Smith built a 3,000-volume library, lectured five mornings a week at 7:30, taught additional private classes three days a week (workaholism somewhat above average), and described his thirteen years as professor at Glasgow as "by far the most useful and therefore by far the happiest and most honorable period" of his life. He never married and lived with his mother for most of his life until her death six years before his own — such biographies generally reveal a person's weakness in all SF functions. The closest sustained relationship of his life was the twenty-six-year intellectual friendship with Hume. The contemplative scholar with a slight workaholic accent fits the LII-with-an-accent-on-LIE diagnosis.
He was a classical absent-minded-professor. Once he fell into a tanning pit while explaining free trade to a Whig politician, Charles Townshend. The other times he walked fifteen miles outside Kirkcaldy in his nightgown after losing track of his dressing, and put bread and butter into a teapot and brewed the result. He also talked to himself in rapt conversation with invisible companions from childhood. Smith clearly paid inadequate attention to the physical-practical world, pointing to quite an extreme position on the N-S dichotomy. He had told his publisher in 1780, with characteristic self-aware humor about his absent-mindedness: "I had almost forgot that I was the author of the inquiry concerning The Wealth of Nations."
Despite his cleas social introversion, he had a warm sociability with the bright minds of his circle. He was elected dean of the Glasgow faculty in 1758 on the strength of "political tact and dispatch in managing the sometimes acerbic business" of academic administration, reflecting, perhaps, a higher capability to emotionally adapt to interlocutors ("emotivism", contact ethical functions) than a typical LII (where inversion of this sign is fairly common) and even Talanov-style De.

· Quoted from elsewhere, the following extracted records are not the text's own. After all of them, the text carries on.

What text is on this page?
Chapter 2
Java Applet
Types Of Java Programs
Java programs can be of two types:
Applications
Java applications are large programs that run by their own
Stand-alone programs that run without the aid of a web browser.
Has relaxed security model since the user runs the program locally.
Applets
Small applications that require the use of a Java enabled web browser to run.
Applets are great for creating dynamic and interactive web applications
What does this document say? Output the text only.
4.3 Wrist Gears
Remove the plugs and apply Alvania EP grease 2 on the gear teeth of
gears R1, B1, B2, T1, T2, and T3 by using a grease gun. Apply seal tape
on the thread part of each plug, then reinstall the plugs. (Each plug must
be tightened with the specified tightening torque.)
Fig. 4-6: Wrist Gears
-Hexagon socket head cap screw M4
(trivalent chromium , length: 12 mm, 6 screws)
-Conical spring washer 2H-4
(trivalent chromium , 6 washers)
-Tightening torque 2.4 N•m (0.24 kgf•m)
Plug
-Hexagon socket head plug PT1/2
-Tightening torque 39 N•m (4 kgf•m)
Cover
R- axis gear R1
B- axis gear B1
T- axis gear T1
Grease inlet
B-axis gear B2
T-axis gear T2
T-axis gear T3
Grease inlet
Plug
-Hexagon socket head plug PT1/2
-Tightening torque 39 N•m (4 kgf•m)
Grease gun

The LIE accent contributed to him being the founder of economics. Smith's method in both major books is to begin with specific observations — pin factories, corn prices, the history of wages, vignettes of how people actually behave, the economic effect of particular policies — and to organize the observations into theoretical structures afterward. The Wealth of Nations was the result: a work whose conclusions about free trade being superior to mercantilism, and productive efficiency are arguments justified by systematic analysis of how economies actually work under conditions of free market. He shifted the view of national wealth from hoarded gold and silver (mercantilism) to the total production and commerce of a nation, acting as a precursor to modern GDP. While your typical LII, as a rational-democrat, is already quite future-minded, the LIE accent increased that aspect of Smith's cognition even further. Interestingly, he was one of the first to notice the gradual explosion of societal productivity that started around his time and was geniunely quite hard to perceive initially (Thomas Malthus in the following century still denied it).
Smith resigned his Glasgow chair in 1764 and later, in 1778, took the Commissioner of Customs position for £600 annually. He understood money and could administer institutions effectively. Pure LII characteristically does less of this. (For a reverse case, a LIE with an accent on LII, David Ricardo is a possible typing).
He died in 1790 in Kirkcaldy, having ordered the destruction of his personal papers, leaving the two completed books and the lecture notes the destruction missed.